The owners of this South Yarra Townhouse built in 1990s had come to dislike its visually busy interiors and instead wanted a minimalist home where they wouldn’t see the operations of domestic family life. They asked Winter Architecture to renovate it.
The house features a black façade and simple, white-painted living spaces. The studio set about creating a more pared-back layout and material palette. The house is now a dwelling where functions stand-alone, materials are restrained, details are simple and the volumes afforded are celebrated.
The home’s dark exterior was designed to serve as an obvious antithesis to its new bright interiors. Black paint has been applied across the front and rear elevations, and all of the windows have been refitted with black window frames. A black-frame balustrade has also been set in front of the home’s first-floor balcony.

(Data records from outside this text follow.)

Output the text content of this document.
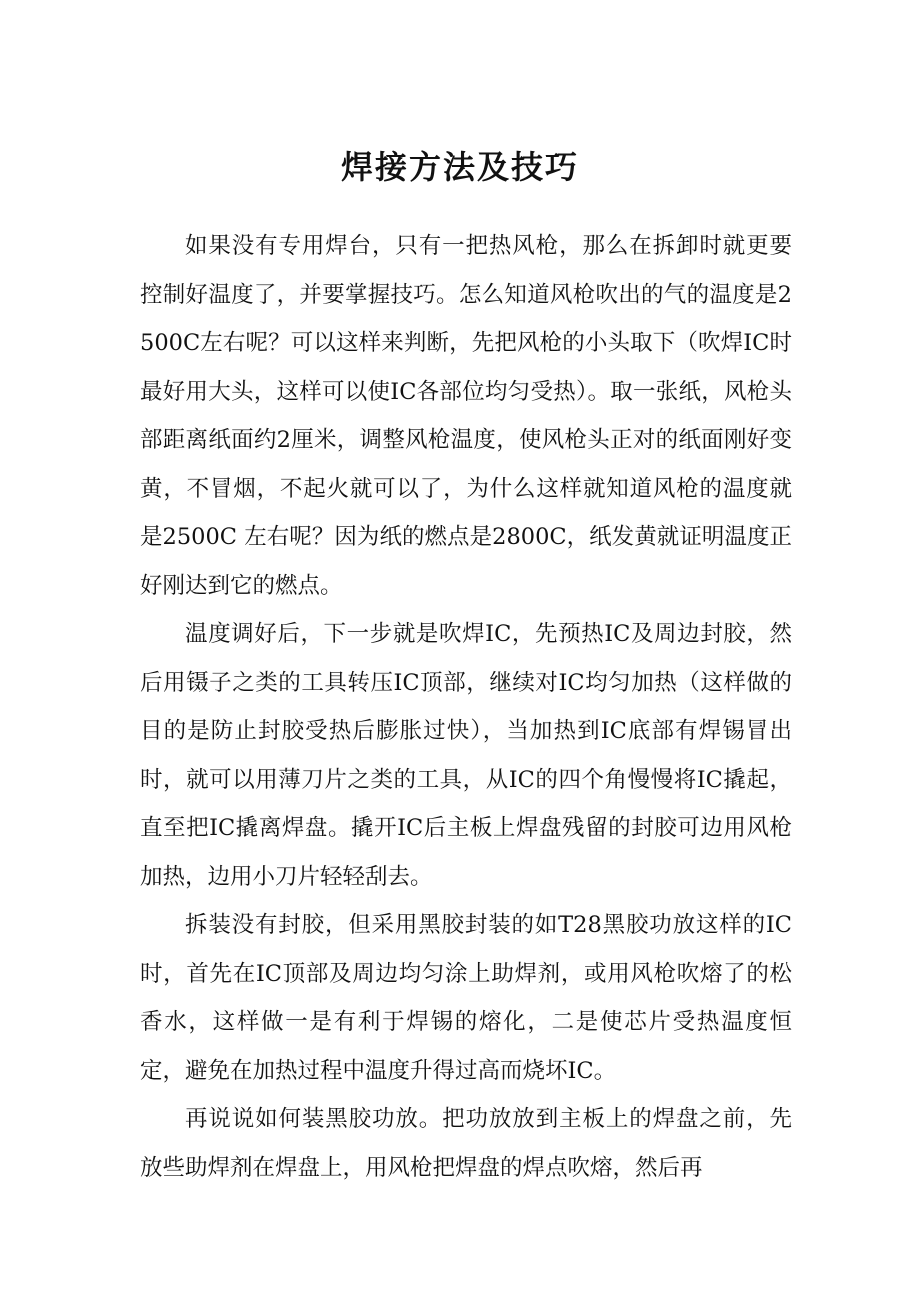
焊接方法及技巧

如果没有专用焊台，只有一把热风枪，那么在拆卸时就更要控制好温度了，并要掌握技巧。怎么知道风枪吹出的气的温度是2500C左右呢？可以这样来判断，先把风枪的小头取下（吹焊IC时最好用大头，这样可以使IC各部位均匀受热）。取一张纸，风枪头部距离纸面约2厘米，调整风枪温度，使风枪头正对的纸面刚好变黄，不冒烟，不起火就可以了，为什么这样就知道风枪的温度就是2500C 左右呢？因为纸的燃点是2800C，纸发黄就证明温度正好刚达到它的燃点。

温度调好后，下一步就是吹焊IC，先预热IC及周边封胶，然后用镊子之类的工具转压IC顶部，继续对IC均匀加热（这样做的目的是防止封胶受热后膨胀过快），当加热到IC底部有焊锡冒出时，就可以用薄刀片之类的工具，从IC的四个角慢慢将IC撬起，直至把IC撬离焊盘。撬开IC后主板上焊盘残留的封胶可边用风枪加热，边用小刀片轻轻刮去。

拆装没有封胶，但采用黑胶封装的如T28黑胶功放这样的IC时，首先在IC顶部及周边均匀涂上助焊剂，或用风枪吹熔了的松香水，这样做一是有利于焊锡的熔化，二是使芯片受热温度恒定，避免在加热过程中温度升得过高而烧坏IC。

再说说如何装黑胶功放。把功放放到主板上的焊盘之前，先放些助焊剂在焊盘上，用风枪把焊盘的焊点吹熔，然后再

Expansive panes of glass have been added to the front of the living room to allow for uncompromised views of the pond and landscaped garden, which has been finished with black-painted brick walls and trellis panels. Windows are carefully framing the garden, sky and water so that, even on a wet, dark day, you still feel light inside. Clean white surfaces continue upstairs to the first floor of the home. Textural interest has been created in the bathrooms, where exposed-aggregate grey tiles line the shower cubicles and bathtubs. Hardware like the towels rails and taps are made from gold-hued brass.
The studio partially extended the master bedroom into the hallway to allow room for a walk-in-wardrobe. Remaining space in the hallway has been made to accommodate a small study, which features a timber desk extending from the wall.